Они знают все

Тата Любятовская
     ...Ей надо пройти по переулку, туда, где одиночными машинами шуршало и погромыхивало шоссе. Осенние сумерки наваливались уже всерьез, скоро совсем потемнеет, и будет казаться, что  ночь вот-вот наступит. Неярко и обманчиво загорятся огни уличных фонарей, и лужи будут блестеть и морщиться, преломляя свет...
    
     Тротуар вдоль шоссе был узким, серым.  Старые облетевшие деревья на обочинах доживали свой век. Они были огромными, кривыми, держащимися чудом на узловатых корнях, кое-где приподнимающих асфальт.  Молодые, нетерпеливые, ровные стволы беспечно росли рядом, стремясь занять место стариков, и совершенно эгоистично простирали свои ветки в разные стороны, увеличивая площадь будущей весенней солнечной ванны. Она всегда любила мысленно обращаться к этим деревьям, молодым и старым,  делиться своими переживаниями и новостями, слушать в ответ тихий скрип. Ведь, по ее глубокому убеждению, они, деревья, знают все...

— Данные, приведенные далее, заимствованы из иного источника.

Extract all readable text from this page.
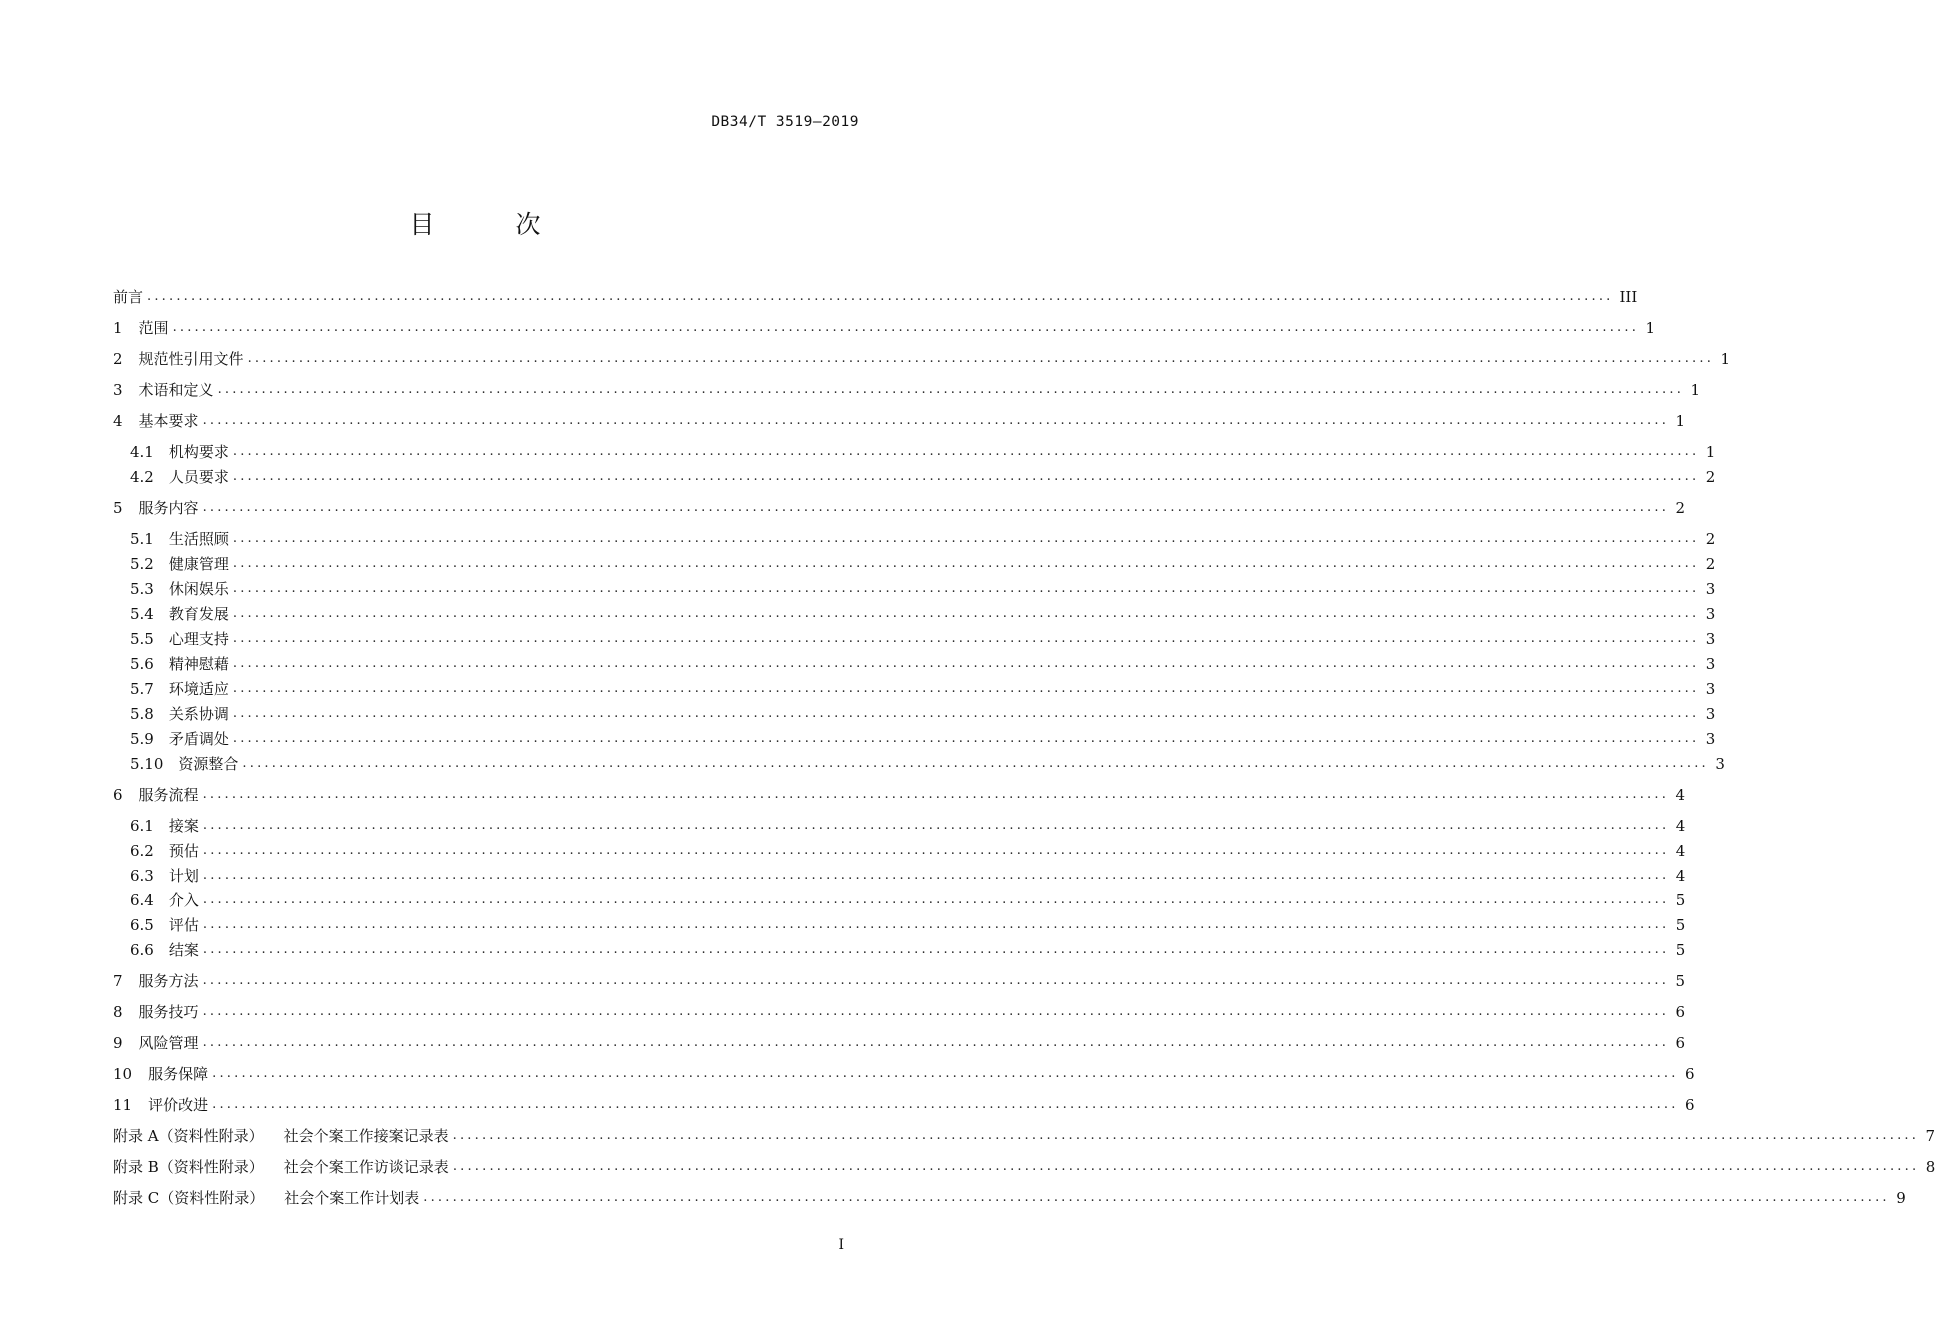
DB34/T 3519—2019
目　次
前言 ........................................................................................................................................................................................................ III
1 范围 ........................................................................................................................................................................................................ 1
2 规范性引用文件 ........................................................................................................................................................................................................ 1
3 术语和定义 ........................................................................................................................................................................................................ 1
4 基本要求 ........................................................................................................................................................................................................ 1
4.1 机构要求 ........................................................................................................................................................................................................ 1
4.2 人员要求 ........................................................................................................................................................................................................ 2
5 服务内容 ........................................................................................................................................................................................................ 2
5.1 生活照顾 ........................................................................................................................................................................................................ 2
5.2 健康管理 ........................................................................................................................................................................................................ 2
5.3 休闲娱乐 ........................................................................................................................................................................................................ 3
5.4 教育发展 ........................................................................................................................................................................................................ 3
5.5 心理支持 ........................................................................................................................................................................................................ 3
5.6 精神慰藉 ........................................................................................................................................................................................................ 3
5.7 环境适应 ........................................................................................................................................................................................................ 3
5.8 关系协调 ........................................................................................................................................................................................................ 3
5.9 矛盾调处 ........................................................................................................................................................................................................ 3
5.10 资源整合 ........................................................................................................................................................................................................ 3
6 服务流程 ........................................................................................................................................................................................................ 4
6.1 接案 ........................................................................................................................................................................................................ 4
6.2 预估 ........................................................................................................................................................................................................ 4
6.3 计划 ........................................................................................................................................................................................................ 4
6.4 介入 ........................................................................................................................................................................................................ 5
6.5 评估 ........................................................................................................................................................................................................ 5
6.6 结案 ........................................................................................................................................................................................................ 5
7 服务方法 ........................................................................................................................................................................................................ 5
8 服务技巧 ........................................................................................................................................................................................................ 6
9 风险管理 ........................................................................................................................................................................................................ 6
10 服务保障 ........................................................................................................................................................................................................ 6
11 评价改进 ........................................................................................................................................................................................................ 6
附录 A（资料性附录） 社会个案工作接案记录表 ........................................................................................................................................................................................................ 7
附录 B（资料性附录） 社会个案工作访谈记录表 ........................................................................................................................................................................................................ 8
附录 C（资料性附录） 社会个案工作计划表 ........................................................................................................................................................................................................ 9
I
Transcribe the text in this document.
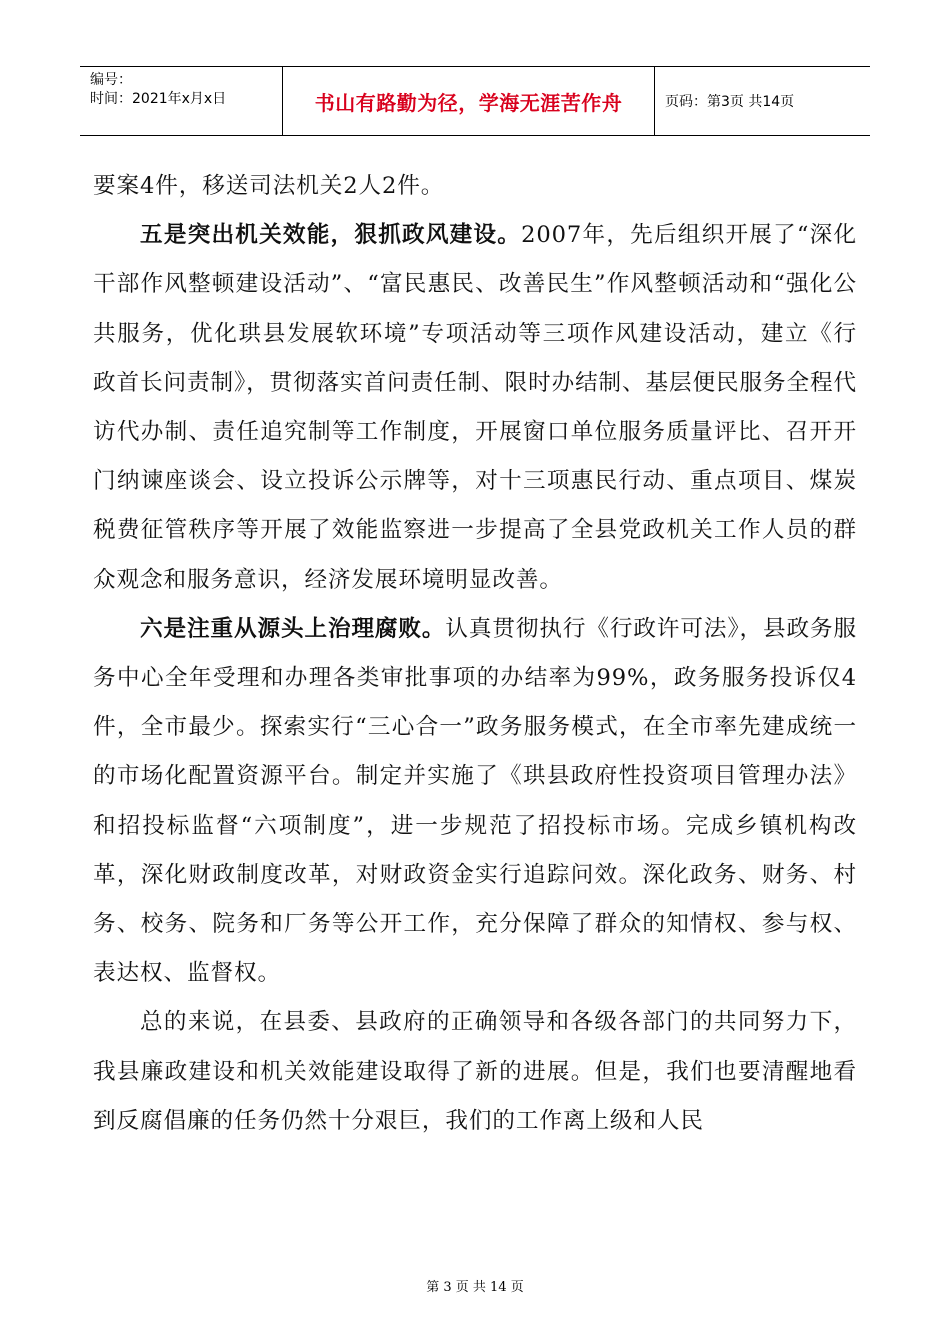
编号：
时间：2021年x月x日	书山有路勤为径，学海无涯苦作舟	页码：第3页 共14页

要案4件，移送司法机关2人2件。

五是突出机关效能，狠抓政风建设。2007年，先后组织开展了“深化干部作风整顿建设活动”、“富民惠民、改善民生”作风整顿活动和“强化公共服务，优化珙县发展软环境”专项活动等三项作风建设活动，建立《行政首长问责制》，贯彻落实首问责任制、限时办结制、基层便民服务全程代访代办制、责任追究制等工作制度，开展窗口单位服务质量评比、召开开门纳谏座谈会、设立投诉公示牌等，对十三项惠民行动、重点项目、煤炭税费征管秩序等开展了效能监察进一步提高了全县党政机关工作人员的群众观念和服务意识，经济发展环境明显改善。

六是注重从源头上治理腐败。认真贯彻执行《行政许可法》，县政务服务中心全年受理和办理各类审批事项的办结率为99%，政务服务投诉仅4件，全市最少。探索实行“三心合一”政务服务模式，在全市率先建成统一的市场化配置资源平台。制定并实施了《珙县政府性投资项目管理办法》和招投标监督“六项制度”，进一步规范了招投标市场。完成乡镇机构改革，深化财政制度改革，对财政资金实行追踪问效。深化政务、财务、村务、校务、院务和厂务等公开工作，充分保障了群众的知情权、参与权、表达权、监督权。

总的来说，在县委、县政府的正确领导和各级各部门的共同努力下，我县廉政建设和机关效能建设取得了新的进展。但是，我们也要清醒地看到反腐倡廉的任务仍然十分艰巨，我们的工作离上级和人民

第 3 页 共 14 页
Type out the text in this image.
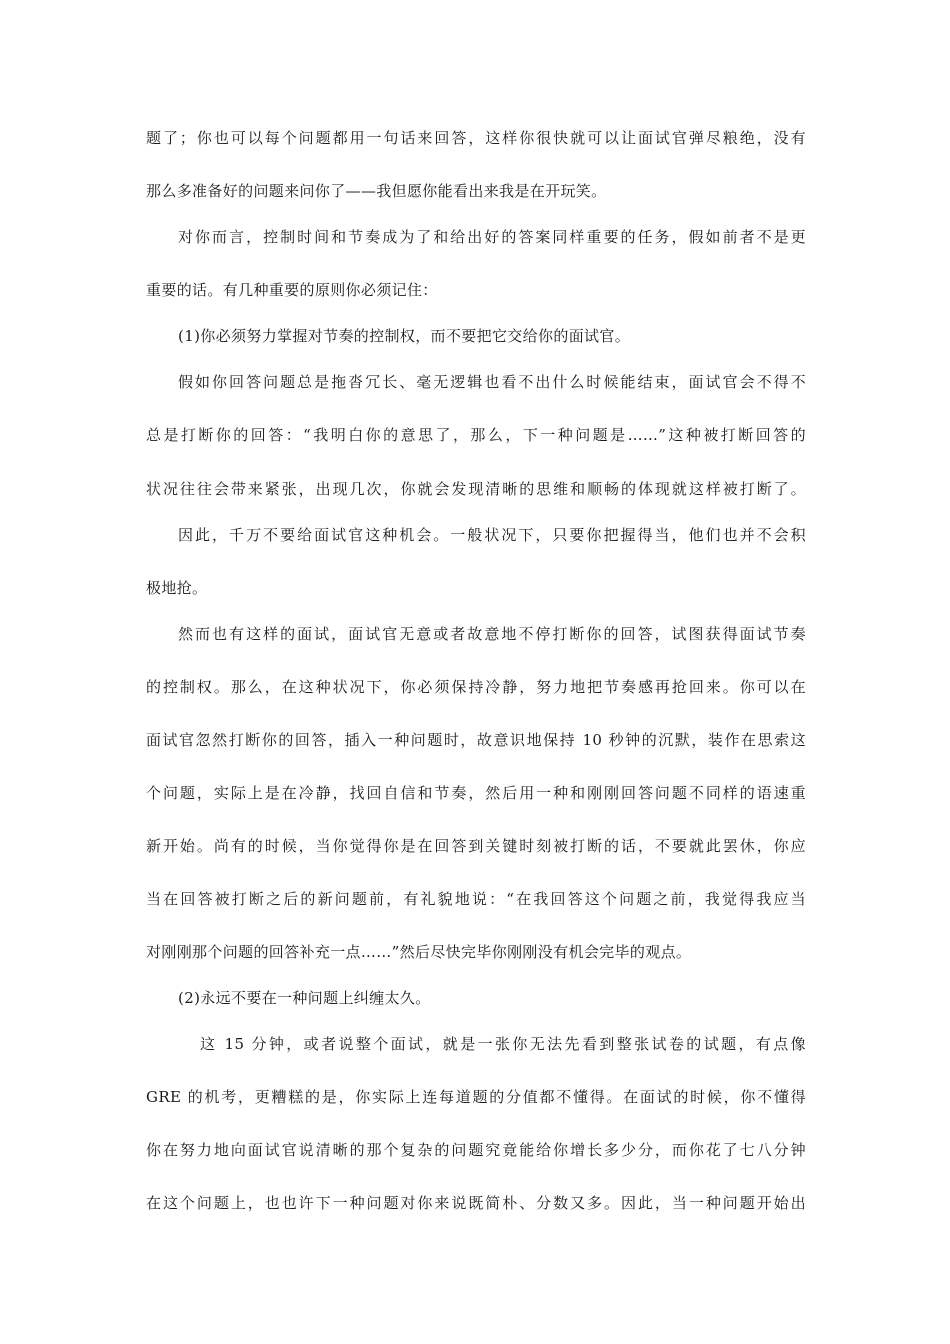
题了；你也可以每个问题都用一句话来回答，这样你很快就可以让面试官弹尽粮绝，没有
那么多准备好的问题来问你了——我但愿你能看出来我是在开玩笑。
对你而言，控制时间和节奏成为了和给出好的答案同样重要的任务，假如前者不是更
重要的话。有几种重要的原则你必须记住：
(1)你必须努力掌握对节奏的控制权，而不要把它交给你的面试官。
假如你回答问题总是拖沓冗长、毫无逻辑也看不出什么时候能结束，面试官会不得不
总是打断你的回答：“我明白你的意思了，那么，下一种问题是……”这种被打断回答的
状况往往会带来紧张，出现几次，你就会发现清晰的思维和顺畅的体现就这样被打断了。
因此，千万不要给面试官这种机会。一般状况下，只要你把握得当，他们也并不会积
极地抢。
然而也有这样的面试，面试官无意或者故意地不停打断你的回答，试图获得面试节奏
的控制权。那么，在这种状况下，你必须保持冷静，努力地把节奏感再抢回来。你可以在
面试官忽然打断你的回答，插入一种问题时，故意识地保持 10 秒钟的沉默，装作在思索这
个问题，实际上是在冷静，找回自信和节奏，然后用一种和刚刚回答问题不同样的语速重
新开始。尚有的时候，当你觉得你是在回答到关键时刻被打断的话，不要就此罢休，你应
当在回答被打断之后的新问题前，有礼貌地说：“在我回答这个问题之前，我觉得我应当
对刚刚那个问题的回答补充一点……”然后尽快完毕你刚刚没有机会完毕的观点。
(2)永远不要在一种问题上纠缠太久。
这 15 分钟，或者说整个面试，就是一张你无法先看到整张试卷的试题，有点像
GRE 的机考，更糟糕的是，你实际上连每道题的分值都不懂得。在面试的时候，你不懂得
你在努力地向面试官说清晰的那个复杂的问题究竟能给你增长多少分，而你花了七八分钟
在这个问题上，也也许下一种问题对你来说既简朴、分数又多。因此，当一种问题开始出
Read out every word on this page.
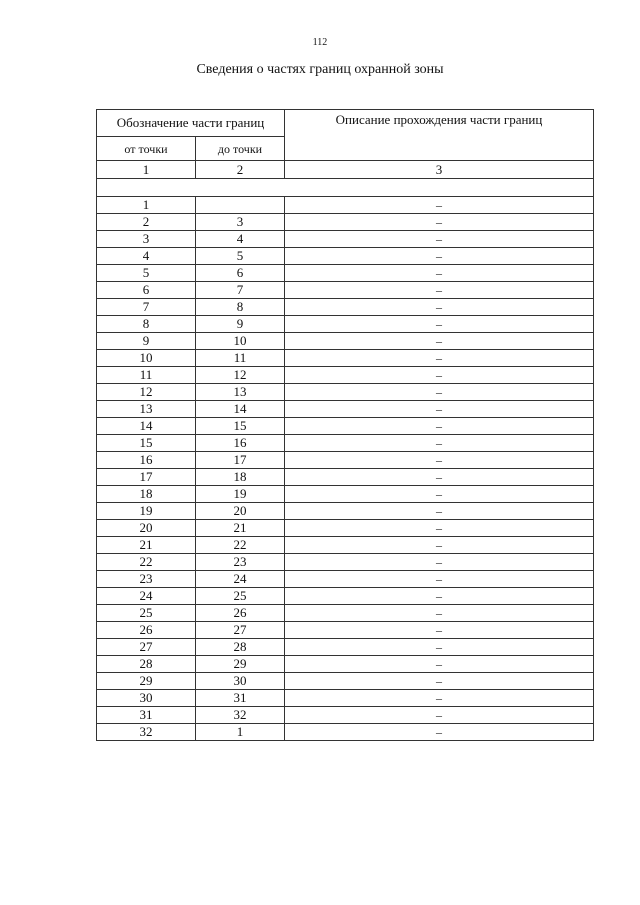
112
Сведения о частях границ охранной зоны
Обозначение части границ		Описание прохождения части границ
от точки	до точки	
1	2	3

1		–
2	3	–
3	4	–
4	5	–
5	6	–
6	7	–
7	8	–
8	9	–
9	10	–
10	11	–
11	12	–
12	13	–
13	14	–
14	15	–
15	16	–
16	17	–
17	18	–
18	19	–
19	20	–
20	21	–
21	22	–
22	23	–
23	24	–
24	25	–
25	26	–
26	27	–
27	28	–
28	29	–
29	30	–
30	31	–
31	32	–
32	1	–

      Сегодняшним вечером своих собеседников она не заметила. 

    ..Шла она быстро, торопясь скорее покинуть пустынную улицу, и выйти, наконец, туда, где было больше машин, света и людей.  Деревья постепенно отступали назад, уступая пространство жухлой осенней траве, редкому кустарнику, кучкам листвы и обычному городскому мусору.  Навстречу ей из-за поворота выбежала небольшая рыжая собака. Совершенно задумавшись, она не заметила пса. Слегка подняв морду, животное пробежало дальше, тут же забыв о существовании человека...

     ...Она шла и шла, полностью погрузившись в свои мысли. Холод дунувшего в лицо ветерка заставил вздрогнуть и прийти в себя. Улицу сменила площадь, небольшая, хорошо знакомая, ставшая вечером нарядной из-за света витрин,  людского движения и транспортного гула. Здесь ей пришло в голову передохнуть. На остановке автобуса она села на влажную скамью и немного расслабилась. Куда теперь? Надо, конечно, возвращаться домой. Там привычно и уютно. Дом свой она любила, там всегда была ее крепость. Теперь крепость вызывала чувство опасности. Он еще там. Человек, который вчера был с ней одним целым, которому привыкла доверять, срослась, как ни банально, всем существом. Сейчас он внушал ей страх. Нет, конечно, страх не был вызван физической болью. Мысли, как осы, вонзались в мозг, лишали покоя. Новое, незнакомое, колючее, как стекловата, чувство, не давало напряжению уйти.  Сбивало с толку то, что этот человек, ставший за долгое время родным, недвусмысленно дал ей понять, что она ему совершенно не нужна.  Его больше не тянет  к ней, они оба слишком изменились. Он спокойно и негромко сообщил, что уезжает. Совсем. Просто так вот ему надо...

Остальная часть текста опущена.